“I will,” she whispered, “I will indeed.” And then she added a pathetic word. “I didn’t think you would be so kind.”
“I’m not kind,” he exclaimed testily. “I’m only doing my duty. There! That’s right”—for she was trying to smile.
And then they started walking down what seemed to the girl interminable cold, clean, bare passages. But at last they passed through a baize door into what had once been the Governor’s official residence before the pleasant villa which the Brackburys occupied had been built, and where were now situated the prison offices.
The Governor opened the door of a large room and courteously stood aside to allow her to pass in. And then suddenly Jean, through a mist of blinding tears, saw Harry Garlett.
He was standing close to the wall behind a long narrow table to her left. For a moment she thought him unchanged; and then she saw that all the healthy, outdoor-man look had gone, and that there was an awful air of strain in the eyes which seemed the only thing alive in his pale set face.
A fire was burning at the other end of the room, but it was very cold, and the atmosphere was full of the musty feeling of an uninhabited room.

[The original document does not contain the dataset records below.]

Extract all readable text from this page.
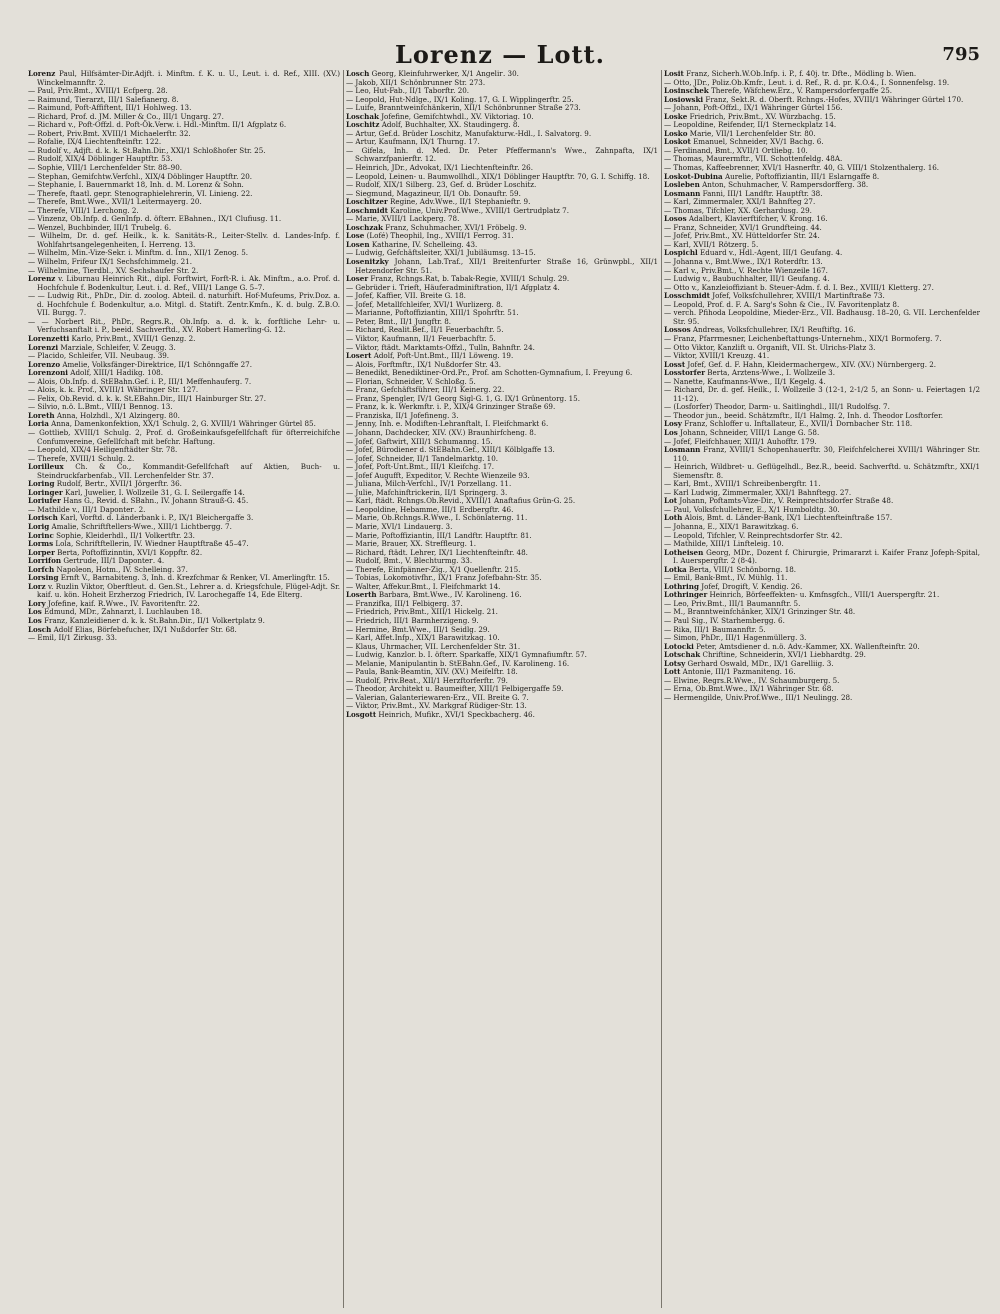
Lorenz — Lott.	795
Lorenz Paul, Hilfsämter-Dir.Adjft. i. Minftm. f. K. u. U., Leut. i. d. Ref., XIII. (XV.) Winckelmannftr. 2.
— Paul, Priv.Bmt., XVIII/1 Ecfperg. 28.
— Raimund, Tierarzt, III/1 Salefianerg. 8.
— Raimund, Poft-Affiftent, III/1 Hohlweg. 13.
— Richard, Prof. d. JM. Miller & Co., III/1 Ungarg. 27.
— Richard v., Poft-Offzl. d. Poft-Ök.Verw. i. Hdl.-Minftm. II/1 Afgplatz 6.
— Robert, Priv.Bmt. XVIII/1 Michaelerftr. 32.
— Rofalie, IX/4 Liechtenfteinftr. 122.
— Rudolf v., Adjft. d. k. k. St.Bahn.Dir., XXI/1 Schloßhofer Str. 25.
— Rudolf, XIX/4 Döblinger Hauptftr. 53.
— Sophie, VIII/1 Lerchenfelder Str. 88–90.
— Stephan, Gemifchtw.Verfchl., XIX/4 Döblinger Hauptftr. 20.
— Stephanie, I. Bauernmarkt 18, Inh. d. M. Lorenz & Sohn.
— Therefe, ftaatl. gepr. Stenographielehrerin, VI. Linieng. 22.
— Therefe, Bmt.Wwe., XVII/1 Leitermayerg. 20.
— Therefe, VIII/1 Lerchong. 2.
— Vinzenz, Ob.Infp. d. GenInfp. d. öfterr. EBahnen., IX/1 Clufiusg. 11.
— Wenzel, Buchbinder, III/1 Trubelg. 6.
— Wilhelm, Dr. d. gef. Heilk., k. k. Sanitäts-R., Leiter-Stellv. d. Landes-Infp. f. Wohlfahrtsangelegenheiten, I. Herreng. 13.
— Wilhelm, Min.-Vize-Sekr. i. Minftm. d. Inn., XII/1 Zenog. 5.
— Wilhelm, Frifeur IX/1 Sechsfchimmelg. 21.
— Wilhelmine, Tierdbl., XV. Sechshaufer Str. 2.
Lorenz v. Liburnau Heinrich Rit., dipl. Forftwirt, Forft-R. i. Ak. Minftm., a.o. Prof. d. Hochfchule f. Bodenkultur, Leut. i. d. Ref., VIII/1 Lange G. 5–7.
— — Ludwig Rit., PhDr., Dir. d. zoolog. Abteil. d. naturhift. Hof-Mufeums, Priv.Doz. a. d. Hochfchule f. Bodenkultur, a.o. Mitgl. d. Statift. Zentr.Kmfn., K. d. bulg. Z.B.O. VII. Burgg. 7.
— — Norbert Rit., PhDr., Regrs.R., Ob.Infp. a. d. k. k. forftliche Lehr- u. Verfuchsanftalt i. P., beeid. Sachverftd., XV. Robert Hamerling-G. 12.
Lorenzetti Karlo, Priv.Bmt., XVIII/1 Genzg. 2.
Lorenzi Marziale, Schleifer, V. Zeugg. 3.
— Placido, Schleifer, VII. Neubaug. 39.
Lorenzo Amelie, Volksfänger-Direktrice, II/1 Schönngaffe 27.
Lorenzoni Adolf, XIII/1 Hadikg. 108.
— Alois, Ob.Infp. d. StEBahn.Gef. i. P., III/1 Meffenhauferg. 7.
— Alois, k. k. Prof., XVIII/1 Währinger Str. 127.
— Felix, Ob.Revid. d. k. k. St.EBahn.Dir., III/1 Hainburger Str. 27.
— Silvio, n.ö. L.Bmt., VIII/1 Bennog. 13.
Loreth Anna, Holzhdl., X/1 Alzingerg. 80.
Loria Anna, Damenkonfektion, XX/1 Schulg. 2, G. XVIII/1 Währinger Gürtel 85.
— Gottlieb, XVIII/1 Schulg. 2, Prof. d. Großeinkaufsgefellfchaft für öfterreichifche Confumvereine, Gefellfchaft mit befchr. Haftung.
— Leopold, XIX/4 Heiligenftädter Str. 78.
— Therefe, XVIII/1 Schulg. 2.
Lorilleux Ch. & Co., Kommandit-Gefellfchaft auf Aktien, Buch- u. Steindruckfarbenfab., VII. Lerchenfelder Str. 37.
Loring Rudolf, Bertr., XVII/1 Jörgerftr. 36.
Loringer Karl, Juwelier, I. Wollzeile 31, G. I. Seilergaffe 14.
Loriufer Hans G., Revid. d. SBahn., IV. Johann Strauß-G. 45.
— Mathilde v., III/1 Dapontег. 2.
Lorisch Karl, Vorftd. d. Länderbank i. P., IX/1 Bleichergaffe 3.
Lorig Amalie, Schriftftellers-Wwe., XIII/1 Lichtbergg. 7.
Lorinc Sophie, Kleiderhdl., II/1 Volkertftr. 23.
Lorms Lola, Schriftftellerin, IV. Wiedner Hauptftraße 45–47.
Lorper Berta, Poftoffizinntin, XVI/1 Koppftr. 82.
Lorrifon Gertrude, III/1 Dapontег. 4.
Lorfch Napoleon, Hotm., IV. Schelleing. 37.
Lorsing Ernft V., Barnabiteng. 3, Inh. d. Krezfchmar & Renker, VI. Amerlingftr. 15.
Lorz v. Ruzlin Viktor, Oberftleut. d. Gen.St., Lehrer a. d. Kriegsfchule, Flügel-Adjt. Sr. kaif. u. kön. Hoheit Erzherzog Friedrich, IV. Larochegaffe 14, Ede Elterg.
Lory Jofefine, kaif. R.Wwe., IV. Favoritenftr. 22.
Los Edmund, MDr., Zahnarzt, I. Luchlauben 18.
Los Franz, Kanzleidiener d. k. k. St.Bahn.Dir., II/1 Volkertplatz 9.
Losch Adolf Elias, Börfebefucher, IX/1 Nußdorfer Str. 68.
— Emil, II/1 Zirkusg. 33.
Losch Georg, Kleinfuhrwerker, X/1 Angeliг. 30.
— Jakob, XII/1 Schönbrunner Str. 273.
— Leo, Hut-Fab., II/1 Taborftr. 20.
— Leopold, Hut-Ndlge., IX/1 Koling. 17, G. I. Wipplingerftr. 25.
— Luife, Branntweinfchänkerin, XII/1 Schönbrunner Straße 273.
Loschak Jofefine, Gemifchtwhdl., XV. Viktoriag. 10.
Loschitz Adolf, Buchhalter, XX. Staudingerg. 8.
— Artur, Gef.d. Brüder Loschitz, Manufakturw.-Hdl., I. Salvatorg. 9.
— Artur, Kaufmann, IX/1 Thurng. 17.
— Gifela, Inh. d. Med. Dr. Peter Pfeffermann's Wwe., Zahnpafta, IX/1 Schwarzfpanierftr. 12.
— Heinrich, JDr., Advokat, IX/1 Liechtenfteinftr. 26.
— Leopold, Leinen- u. Baumwollhdl., XIX/1 Döblinger Hauptftr. 70, G. I. Schiffg. 18.
— Rudolf, XIX/1 Silberg. 23, Gef. d. Brüder Loschitz.
— Siegmund, Magazineur, II/1 Ob. Donauftr. 59.
Loschitzer Regine, Adv.Wwe., II/1 Stephanieftr. 9.
Loschmidt Karoline, Univ.Prof.Wwe., XVIII/1 Gertrudplatz 7.
— Marie, XVIII/1 Lackperg. 78.
Loschzak Franz, Schuhmacher, XVI/1 Fröbelg. 9.
Lose (Lofé) Theophil, Ing., XVIII/1 Ferrog. 31.
Losen Katharine, IV. Schelleing. 43.
— Ludwig, Gefchäftsleiter, XXI/1 Jubiläumsg. 13–15.
Losenitzky Johann, Lab.Traf., XII/1 Breitenfurter Straße 16, Grünwpbl., XII/1 Hetzendorfer Str. 51.
Loser Franz, Rchngs.Rat, b. Tabak-Regie, XVIII/1 Schulg. 29.
— Gebrüder i. Trieft, Häuferadminiftration, II/1 Afgplatz 4.
— Jofef, Kaffier, VII. Breite G. 18.
— Jofef, Metallfchleifer, XVI/1 Wurlizerg. 8.
— Marianne, Poftoffiziantin, XIII/1 Spohrftr. 51.
— Peter, Bmt., II/1 Jungftr. 8.
— Richard, Realit.Bef., II/1 Feuerbachftr. 5.
— Viktor, Kaufmann, II/1 Feuerbachftr. 5.
— Viktor, ftädt. Marktamts-Offzl., Tulln, Bahnftr. 24.
Losert Adolf, Poft-Unt.Bmt., III/1 Löweng. 19.
— Alois, Forftmftr., IX/1 Nußdorfer Str. 43.
— Benedikt, Benediktiner-Ord.Pr., Prof. am Schotten-Gymnafium, I. Freyung 6.
— Florian, Schneider, V. Schloßg. 5.
— Franz, Gefchäftsführer, III/1 Keinerg. 22.
— Franz, Spengler, IV/1 Georg Sigl-G. 1, G. IX/1 Grünentorg. 15.
— Franz, k. k. Werkmftr. i. P., XIX/4 Grinzinger Straße 69.
— Franziska, II/1 Jofefineng. 3.
— Jenny, Inh. e. Modiften-Lehranftalt, I. Fleifchmarkt 6.
— Johann, Dachdecker, XIV. (XV.) Braunhirfcheng. 8.
— Jofef, Gaftwirt, XIII/1 Schumanng. 15.
— Jofef, Bürodiener d. StEBahn.Gef., XIII/1 Kölblgaffe 13.
— Jofef, Schneider, II/1 Tandelmarktg. 10.
— Jofef, Poft-Unt.Bmt., III/1 Kleifchg. 17.
— Jofef Augufft, Expeditor, V. Rechte Wienzeile 93.
— Juliana, Milch-Verfchl., IV/1 Porzellang. 11.
— Julie, Mafchinftrickerin, II/1 Springerg. 3.
— Karl, ftädt. Rchngs.Ob.Revid., XVIII/1 Anaftafius Grün-G. 25.
— Leopoldine, Hebamme, III/1 Erdbergftr. 46.
— Marie, Ob.Rchngs.R.Wwe., I. Schönlaterng. 11.
— Marie, XVI/1 Lindauerg. 3.
— Marie, Poftoffiziantin, III/1 Landftr. Hauptftr. 81.
— Marie, Brauer, XX. Streffleurg. 1.
— Richard, ftädt. Lehrer, IX/1 Liechtenfteinftr. 48.
— Rudolf, Bmt., V. Blechturmg. 33.
— Therefe, Einfpänner-Zig., X/1 Quellenftr. 215.
— Tobias, Lokomotivfhr., IX/1 Franz Jofefbahn-Str. 35.
— Walter, Affekur.Bmt., I. Fleifchmarkt 14.
Loserth Barbara, Bmt.Wwe., IV. Karolineng. 16.
— Franzifka, III/1 Felbigerg. 37.
— Friedrich, Priv.Bmt., XIII/1 Hickelg. 21.
— Friedrich, III/1 Barmherzigeng. 9.
— Hermine, Bmt.Wwe., III/1 Seidlg. 29.
— Karl, Affet.Infp., XIX/1 Barawitzkag. 10.
— Klaus, Uhrmacher, VII. Lerchenfelder Str. 31.
— Ludwig, Kanzlor. b. I. öfterr. Sparkaffe, XIX/1 Gymnafiumftr. 57.
— Melanie, Manipulantin b. StEBahn.Gef., IV. Karolineng. 16.
— Paula, Bank-Beamtin, XIV. (XV.) Meifelftr. 18.
— Rudolf, Priv.Beat., XII/1 Herzftorferftr. 79.
— Theodor, Architekt u. Baumeifter, XIII/1 Felbigergaffe 59.
— Valerian, Galanteriewaren-Erz., VII. Breite G. 7.
— Viktor, Priv.Bmt., XV. Markgraf Rüdiger-Str. 13.
Losgott Heinrich, Mufikr., XVI/1 Speckbacherg. 46.
Losit Franz, Sicherh.W.Ob.Infp. i. P., f. 40j. tr. Dfte., Mödling b. Wien.
— Otto, JDr., Poliz.Ob.Kmfr., Leut. i. d. Ref., R. d. pr. K.O.4., I. Sonnenfelsg. 19.
Losinschek Therefe, Wäfchew.Erz., V. Rampersdorfergaffe 25.
Losiowski Franz, Sekt.R. d. Oberft. Rchngs.-Hofes, XVIII/1 Währinger Gürtel 170.
— Johann, Poft-Offzl., IX/1 Währinger Gürtel 156.
Loske Friedrich, Priv.Bmt., XV. Würzbachg. 15.
— Leopoldine, Reifender, II/1 Sterneckplatz 14.
Losko Marie, VII/1 Lerchenfelder Str. 80.
Loskot Emanuel, Schneider, XV/1 Bachg. 6.
— Ferdinand, Bmt., XVII/1 Ortliebg. 10.
— Thomas, Maurermftr., VII. Schottenfeldg. 48A.
— Thomas, Kaffeebrenner, XVI/1 Hasnerftr. 40, G. VIII/1 Stolzenthalerg. 16.
Loskot-Dubina Aurelie, Poftoffiziantin, III/1 Eslarngaffe 8.
Losleben Anton, Schuhmacher, V. Rampersdorfferg. 38.
Losmann Fanni, III/1 Landftr. Hauptftr. 38.
— Karl, Zimmermaler, XXI/1 Bahnfteg 27.
— Thomas, Tifchler, XX. Gerhardusg. 29.
Losos Adalbert, Klavierftifcher, V. Krong. 16.
— Franz, Schneider, XVI/1 Grundfteing. 44.
— Jofef, Priv.Bmt., XV. Hütteldorfer Str. 24.
— Karl, XVII/1 Rötzerg. 5.
Lospichl Eduard v., Hdl.-Agent, III/1 Geufang. 4.
— Johanna v., Bmt.Wwe., IX/1 Roterdftr. 13.
— Karl v., Priv.Bmt., V. Rechte Wienzeile 167.
— Ludwig v., Baubuchhalter, III/1 Geufang. 4.
— Otto v., Kanzleioffiziant b. Steuer-Adm. f. d. I. Bez., XVIII/1 Kletterg. 27.
Losschmidt Jofef, Volksfchullehrer, XVIII/1 Martinftraße 73.
— Leopold, Prof. d. F. A. Sarg's Sohn & Cie., IV. Favoritenplatz 8.
— verch. Pfihoda Leopoldine, Mieder-Erz., VII. Badhausg. 18–20, G. VII. Lerchenfelder Str. 95.
Lossos Andreas, Volksfchullehrer, IX/1 Reuftiftg. 16.
— Franz, Pfarrmesner, Leichenbeftattungs-Unternehm., XIX/1 Bormoferg. 7.
— Otto Viktor, Kanzlift u. Organift, VII. St. Ulrichs-Platz 3.
— Viktor, XVIII/1 Kreuzg. 41.
Losst Jofef, Gef. d. F. Hahn, Kleidermachergew., XIV. (XV.) Nürnbergerg. 2.
Losstorfer Berta, Arztens-Wwe., I. Wollzeile 3.
— Nanette, Kaufmanns-Wwe., II/1 Kegelg. 4.
— Richard, Dr. d. gef. Heilk., I. Wollzeile 3 (12-1, 2-1/2 5, an Sonn- u. Feiertagen 1/2 11-12).
— (Losforfer) Theodor, Darm- u. Saitlinghdl., III/1 Rudolfsg. 7.
— Theodor jun., beeid. Schätzmftr., II/1 Halmg. 2, Inh. d. Theodor Losftorfer.
Losy Franz, Schloffer u. Inftallateur, E., XVII/1 Dornbacher Str. 118.
Los Johann, Schneider, VIII/1 Lange G. 58.
— Jofef, Fleifchhauer, XIII/1 Auhofftr. 179.
Losmann Franz, XVIII/1 Schopenhauerftr. 30, Fleifchfelcherei XVIII/1 Währinger Str. 110.
— Heinrich, Wildbret- u. Geflügelhdl., Bez.R., beeid. Sachverftd. u. Schätzmftr., XXI/1 Siemensftr. 8.
— Karl, Bmt., XVIII/1 Schreibenbergftr. 11.
— Karl Ludwig, Zimmermaler, XXI/1 Bahnftegg. 27.
Lot Johann, Poftamts-Vize-Dir., V. Reinprechtsdorfer Straße 48.
— Paul, Volksfchullehrer, E., X/1 Humboldtg. 30.
Loth Alois, Bmt. d. Länder-Bank, IX/1 Liechtenfteinftraße 157.
— Johanna, E., XIX/1 Barawitzkag. 6.
— Leopold, Tifchler, V. Reinprechtsdorfer Str. 42.
— Mathilde, XIII/1 Linfteleig. 10.
Lotheisen Georg, MDr., Dozent f. Chirurgie, Primararzt i. Kaifer Franz Jofeph-Spital, I. Auerspergftr. 2 (8-4).
Lotka Berta, VIII/1 Schönborng. 18.
— Emil, Bank-Bmt., IV. Mühlg. 11.
Lothring Jofef, Drogift, V. Kendig. 26.
Lothringer Heinrich, Börfeeffekten- u. Kmfnsgfch., VIII/1 Auerspergftr. 21.
— Leo, Priv.Bmt., III/1 Baumannftr. 5.
— M., Branntweinfchänker, XIX/1 Grinzinger Str. 48.
— Paul Sig., IV. Starhembergg. 6.
— Rika, III/1 Baumannftr. 5.
— Simon, PhDr., III/1 Hagenmüllerg. 3.
Lotocki Peter, Amtsdiener d. n.ö. Adv.-Kammer, XX. Wallenfteinftr. 20.
Lotschak Chriftine, Schneiderin, XVI/1 Liebhardtg. 29.
Lotsy Gerhard Oswald, MDr., IX/1 Garelliig. 3.
Lott Antonie, III/1 Pazmaniteng. 16.
— Elwine, Regrs.R.Wwe., IV. Schaumburgerg. 5.
— Erna, Ob.Bmt.Wwe., IX/1 Währinger Str. 68.
— Hermengilde, Univ.Prof.Wwe., III/1 Neulingg. 28.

Colonel Brackbury brought over a chair for Jean to sit upon. Then, looking from the girl to his prisoner, he said: “And now I will leave you to your talk, Miss Bower. You see that door over there? I shall be close to it, reading my paper, and I shall not be able to hear anything you say unless you raise your voices.”
He walked quickly down the long room, and Jean sat down on the chair he had provided for her.
For a few moments neither of them said anything. She sat, with downcast eyes, trying to repress the tears which would come in spite of her effort to keep them back, while he, poor wretch, gazed at her, all his soul in his sunken eyes remembering.
At last she whispered: “You don’t mind my having come? There is a real reason, Harry, or I would not have done it.”